Wholesale Inventories, Sales Both Fall, but Ratio Rises

Productivity Up 2.7%
Sales of wholesale goods fell 1.3% in September, with inventories themselves only dropping by 0.1%, as reported by the Department of Commerce.

At the same time, even as the U.S. economy at-large continues grinding towards recession, U.S. industry still managed to increase productivity in the third quarter, according to a report by the Department of Labor.

The drop in sales was the largest since March.

While both inventories and sales both fell, the inventory-to-sales ratio rose for the month to 1.32 months -- up .02 from August. The ratio measures how long goods can be expected to sit on store shelves before being sold.
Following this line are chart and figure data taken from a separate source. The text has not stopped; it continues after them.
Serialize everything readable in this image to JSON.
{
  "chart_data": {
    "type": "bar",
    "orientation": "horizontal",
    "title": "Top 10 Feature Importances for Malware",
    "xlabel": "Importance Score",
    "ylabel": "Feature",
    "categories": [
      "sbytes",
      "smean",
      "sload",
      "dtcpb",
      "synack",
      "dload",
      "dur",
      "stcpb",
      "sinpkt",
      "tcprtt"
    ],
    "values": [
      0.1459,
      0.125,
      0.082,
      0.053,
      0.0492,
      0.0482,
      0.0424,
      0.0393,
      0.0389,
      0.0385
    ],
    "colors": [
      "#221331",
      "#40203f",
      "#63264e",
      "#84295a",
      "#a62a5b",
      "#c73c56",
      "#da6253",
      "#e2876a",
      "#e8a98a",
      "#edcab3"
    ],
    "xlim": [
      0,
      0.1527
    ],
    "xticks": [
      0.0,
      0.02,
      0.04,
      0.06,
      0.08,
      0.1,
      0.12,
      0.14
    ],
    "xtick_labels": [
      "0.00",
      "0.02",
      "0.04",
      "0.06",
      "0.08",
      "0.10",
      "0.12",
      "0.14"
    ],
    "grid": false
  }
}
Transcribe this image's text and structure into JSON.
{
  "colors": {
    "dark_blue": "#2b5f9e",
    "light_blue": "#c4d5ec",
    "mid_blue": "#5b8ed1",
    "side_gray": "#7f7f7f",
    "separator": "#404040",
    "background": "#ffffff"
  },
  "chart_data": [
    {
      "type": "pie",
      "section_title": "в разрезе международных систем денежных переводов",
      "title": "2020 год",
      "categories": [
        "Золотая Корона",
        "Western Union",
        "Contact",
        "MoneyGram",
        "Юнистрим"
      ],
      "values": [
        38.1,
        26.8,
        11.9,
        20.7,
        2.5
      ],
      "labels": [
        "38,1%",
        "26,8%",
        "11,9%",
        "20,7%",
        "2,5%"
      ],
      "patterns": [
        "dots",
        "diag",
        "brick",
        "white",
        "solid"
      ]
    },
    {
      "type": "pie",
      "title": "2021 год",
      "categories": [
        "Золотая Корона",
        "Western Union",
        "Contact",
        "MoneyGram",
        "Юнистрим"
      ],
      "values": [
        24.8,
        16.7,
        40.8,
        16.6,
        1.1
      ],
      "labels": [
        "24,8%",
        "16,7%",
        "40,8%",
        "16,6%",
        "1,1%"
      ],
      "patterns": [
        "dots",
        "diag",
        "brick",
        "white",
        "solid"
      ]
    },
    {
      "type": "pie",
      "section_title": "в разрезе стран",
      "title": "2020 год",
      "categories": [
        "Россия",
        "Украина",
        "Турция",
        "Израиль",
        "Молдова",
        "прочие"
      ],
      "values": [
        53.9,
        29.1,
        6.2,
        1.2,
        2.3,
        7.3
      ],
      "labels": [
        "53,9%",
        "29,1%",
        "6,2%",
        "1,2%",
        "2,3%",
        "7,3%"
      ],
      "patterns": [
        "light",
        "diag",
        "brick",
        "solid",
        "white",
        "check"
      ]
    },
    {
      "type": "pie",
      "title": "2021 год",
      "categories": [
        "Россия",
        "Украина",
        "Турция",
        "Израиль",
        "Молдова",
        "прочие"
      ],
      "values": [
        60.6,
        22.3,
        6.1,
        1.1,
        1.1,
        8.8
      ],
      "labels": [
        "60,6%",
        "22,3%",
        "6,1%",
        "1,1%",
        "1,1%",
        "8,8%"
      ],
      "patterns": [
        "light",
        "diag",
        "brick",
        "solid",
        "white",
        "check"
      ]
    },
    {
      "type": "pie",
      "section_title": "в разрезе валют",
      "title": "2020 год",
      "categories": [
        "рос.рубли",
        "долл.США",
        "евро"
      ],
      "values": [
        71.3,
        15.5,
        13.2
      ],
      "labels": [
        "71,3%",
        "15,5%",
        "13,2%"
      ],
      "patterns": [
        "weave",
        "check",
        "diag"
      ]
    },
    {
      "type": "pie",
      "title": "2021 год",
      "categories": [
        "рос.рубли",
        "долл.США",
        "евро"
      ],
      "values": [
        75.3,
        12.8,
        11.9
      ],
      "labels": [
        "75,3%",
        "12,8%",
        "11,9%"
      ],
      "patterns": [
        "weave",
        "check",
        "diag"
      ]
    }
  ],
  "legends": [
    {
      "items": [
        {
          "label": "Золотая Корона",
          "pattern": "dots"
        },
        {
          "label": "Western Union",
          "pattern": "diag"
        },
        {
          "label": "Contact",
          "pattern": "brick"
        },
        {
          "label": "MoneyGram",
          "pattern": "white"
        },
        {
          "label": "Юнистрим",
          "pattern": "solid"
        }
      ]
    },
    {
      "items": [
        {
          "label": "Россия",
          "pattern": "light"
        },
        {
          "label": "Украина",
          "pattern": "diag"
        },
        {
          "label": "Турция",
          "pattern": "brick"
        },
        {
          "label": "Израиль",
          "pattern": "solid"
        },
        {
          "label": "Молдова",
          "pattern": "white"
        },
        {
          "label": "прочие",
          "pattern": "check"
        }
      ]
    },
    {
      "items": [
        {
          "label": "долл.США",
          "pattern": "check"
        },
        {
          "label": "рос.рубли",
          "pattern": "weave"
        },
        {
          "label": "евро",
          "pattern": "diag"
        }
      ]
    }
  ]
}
A low inventory-to-sales ratio is good because the trucking industry derives much of its business from delivering goods to stores. When stores have stockpiles sitting around, they have no need to place new factory orders, which lowers demand for trucking services.
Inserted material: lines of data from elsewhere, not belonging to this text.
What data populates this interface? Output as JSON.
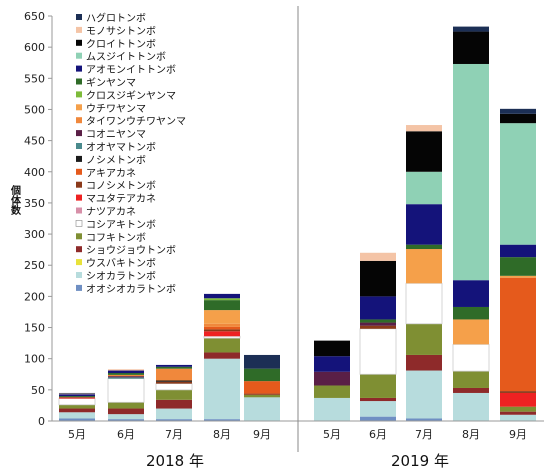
{
  "chart_data": {
    "type": "stacked-bar",
    "ylabel": "個体数",
    "ylim": [
      0,
      650
    ],
    "yticks": [
      0,
      50,
      100,
      150,
      200,
      250,
      300,
      350,
      400,
      450,
      500,
      550,
      600,
      650
    ],
    "legend_position": "top-left",
    "grid": false,
    "series": [
      {
        "name": "オオシオカラトンボ",
        "color": "#6f8fc3"
      },
      {
        "name": "シオカラトンボ",
        "color": "#b7dcdd"
      },
      {
        "name": "ウスバキトンボ",
        "color": "#e8e23a"
      },
      {
        "name": "ショウジョウトンボ",
        "color": "#8e2a2a"
      },
      {
        "name": "コフキトンボ",
        "color": "#7f8f33"
      },
      {
        "name": "コシアキトンボ",
        "color": "#ffffff"
      },
      {
        "name": "ナツアカネ",
        "color": "#d78fa8"
      },
      {
        "name": "マユタテアカネ",
        "color": "#ee2222"
      },
      {
        "name": "コノシメトンボ",
        "color": "#8b3a1a"
      },
      {
        "name": "アキアカネ",
        "color": "#e55a1c"
      },
      {
        "name": "ノシメトンボ",
        "color": "#1b1b1b"
      },
      {
        "name": "オオヤマトンボ",
        "color": "#4a8a8d"
      },
      {
        "name": "コオニヤンマ",
        "color": "#5a1f46"
      },
      {
        "name": "タイワンウチワヤンマ",
        "color": "#f0883c"
      },
      {
        "name": "ウチワヤンマ",
        "color": "#f5a04a"
      },
      {
        "name": "クロスジギンヤンマ",
        "color": "#7dbb3a"
      },
      {
        "name": "ギンヤンマ",
        "color": "#2f6b28"
      },
      {
        "name": "アオモンイトトンボ",
        "color": "#14137a"
      },
      {
        "name": "ムスジイトトンボ",
        "color": "#8fd1b5"
      },
      {
        "name": "クロイトトンボ",
        "color": "#050505"
      },
      {
        "name": "モノサシトンボ",
        "color": "#f4c4a6"
      },
      {
        "name": "ハグロトンボ",
        "color": "#1c2f55"
      }
    ],
    "groups": [
      {
        "label": "2018 年",
        "bars": [
          {
            "month": "5月",
            "segments": [
              {
                "s": 0,
                "v": 4
              },
              {
                "s": 1,
                "v": 10
              },
              {
                "s": 3,
                "v": 6
              },
              {
                "s": 4,
                "v": 6
              },
              {
                "s": 5,
                "v": 10
              },
              {
                "s": 7,
                "v": 2
              },
              {
                "s": 16,
                "v": 2
              },
              {
                "s": 17,
                "v": 3
              },
              {
                "s": 20,
                "v": 1
              },
              {
                "s": 21,
                "v": 1
              }
            ]
          },
          {
            "month": "6月",
            "segments": [
              {
                "s": 0,
                "v": 3
              },
              {
                "s": 1,
                "v": 8
              },
              {
                "s": 3,
                "v": 9
              },
              {
                "s": 4,
                "v": 10
              },
              {
                "s": 5,
                "v": 38
              },
              {
                "s": 11,
                "v": 2
              },
              {
                "s": 12,
                "v": 2
              },
              {
                "s": 13,
                "v": 2
              },
              {
                "s": 16,
                "v": 3
              },
              {
                "s": 17,
                "v": 4
              },
              {
                "s": 20,
                "v": 2
              }
            ]
          },
          {
            "month": "7月",
            "segments": [
              {
                "s": 0,
                "v": 3
              },
              {
                "s": 1,
                "v": 17
              },
              {
                "s": 3,
                "v": 14
              },
              {
                "s": 4,
                "v": 16
              },
              {
                "s": 5,
                "v": 10
              },
              {
                "s": 8,
                "v": 3
              },
              {
                "s": 10,
                "v": 2
              },
              {
                "s": 13,
                "v": 19
              },
              {
                "s": 16,
                "v": 3
              },
              {
                "s": 17,
                "v": 3
              }
            ]
          },
          {
            "month": "8月",
            "segments": [
              {
                "s": 0,
                "v": 3
              },
              {
                "s": 1,
                "v": 97
              },
              {
                "s": 3,
                "v": 10
              },
              {
                "s": 4,
                "v": 23
              },
              {
                "s": 5,
                "v": 3
              },
              {
                "s": 7,
                "v": 8
              },
              {
                "s": 8,
                "v": 3
              },
              {
                "s": 9,
                "v": 4
              },
              {
                "s": 13,
                "v": 5
              },
              {
                "s": 14,
                "v": 22
              },
              {
                "s": 16,
                "v": 16
              },
              {
                "s": 15,
                "v": 3
              },
              {
                "s": 17,
                "v": 7
              }
            ]
          },
          {
            "month": "9月",
            "segments": [
              {
                "s": 1,
                "v": 38
              },
              {
                "s": 4,
                "v": 4
              },
              {
                "s": 8,
                "v": 2
              },
              {
                "s": 9,
                "v": 20
              },
              {
                "s": 16,
                "v": 20
              },
              {
                "s": 21,
                "v": 22
              }
            ]
          }
        ]
      },
      {
        "label": "2019 年",
        "bars": [
          {
            "month": "5月",
            "segments": [
              {
                "s": 1,
                "v": 37
              },
              {
                "s": 4,
                "v": 20
              },
              {
                "s": 12,
                "v": 22
              },
              {
                "s": 17,
                "v": 25
              },
              {
                "s": 19,
                "v": 25
              }
            ]
          },
          {
            "month": "6月",
            "segments": [
              {
                "s": 0,
                "v": 7
              },
              {
                "s": 1,
                "v": 25
              },
              {
                "s": 3,
                "v": 5
              },
              {
                "s": 4,
                "v": 38
              },
              {
                "s": 5,
                "v": 73
              },
              {
                "s": 8,
                "v": 5
              },
              {
                "s": 12,
                "v": 5
              },
              {
                "s": 16,
                "v": 5
              },
              {
                "s": 17,
                "v": 37
              },
              {
                "s": 19,
                "v": 57
              },
              {
                "s": 20,
                "v": 13
              }
            ]
          },
          {
            "month": "7月",
            "segments": [
              {
                "s": 0,
                "v": 4
              },
              {
                "s": 1,
                "v": 77
              },
              {
                "s": 3,
                "v": 25
              },
              {
                "s": 4,
                "v": 50
              },
              {
                "s": 5,
                "v": 65
              },
              {
                "s": 14,
                "v": 55
              },
              {
                "s": 16,
                "v": 7
              },
              {
                "s": 17,
                "v": 65
              },
              {
                "s": 18,
                "v": 52
              },
              {
                "s": 19,
                "v": 65
              },
              {
                "s": 20,
                "v": 10
              }
            ]
          },
          {
            "month": "8月",
            "segments": [
              {
                "s": 1,
                "v": 45
              },
              {
                "s": 3,
                "v": 8
              },
              {
                "s": 4,
                "v": 27
              },
              {
                "s": 5,
                "v": 43
              },
              {
                "s": 14,
                "v": 40
              },
              {
                "s": 16,
                "v": 20
              },
              {
                "s": 17,
                "v": 43
              },
              {
                "s": 18,
                "v": 347
              },
              {
                "s": 19,
                "v": 52
              },
              {
                "s": 21,
                "v": 8
              }
            ]
          },
          {
            "month": "9月",
            "segments": [
              {
                "s": 1,
                "v": 10
              },
              {
                "s": 3,
                "v": 5
              },
              {
                "s": 4,
                "v": 8
              },
              {
                "s": 7,
                "v": 22
              },
              {
                "s": 8,
                "v": 3
              },
              {
                "s": 9,
                "v": 182
              },
              {
                "s": 14,
                "v": 3
              },
              {
                "s": 16,
                "v": 30
              },
              {
                "s": 17,
                "v": 20
              },
              {
                "s": 18,
                "v": 195
              },
              {
                "s": 19,
                "v": 15
              },
              {
                "s": 21,
                "v": 8
              }
            ]
          }
        ]
      }
    ]
  }
}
Companies have attempted to adjust to the economy slowdown by selling out of their stockpiled items and reduce their inventories. Experts said that if sales continue to be slow, it will be difficult for wholesalers to reduce their inventories and that could lead to fewer orders and thus extend the manufacturing slump, Bloomberg reported.

Productivity rose 2.2% in the business sector and 2.7% in the non-farm business sector, the Labor Dept. report said.

“In both the business and the non-farm business sectors, productivity increases in the third quarter occurred because hours fell more than output,” the report said.

Analysts had expected a 2% increase, according to Bloomberg.

he increased productivity was attributed to business’ slashing employee hours at the fastest rate in decades, the Associated Press said, along with massive job cuts aimed at dealing with a weakening economy.

In the manufacturing sector, a particularly important area for the trucking industry, overall productivity rose 1.1%. This increase was spearheaded by a 2.5% increase in productivity in durable goods manufacture.

The trucking industry relies on manufacturing because it receives a good deal of business from manufacturers. Factories rely on trucks to deliver raw materials and to pick up finished goods and take them to retailers.

Also in the report, labor costs rose at a 1.8% rate, this is down from the previous quarter’s 2.6% rate. Labor costs are an indicator of inflationary pressure.

Experts had projected a 2.4% increase in labor costs, Bloomberg reported.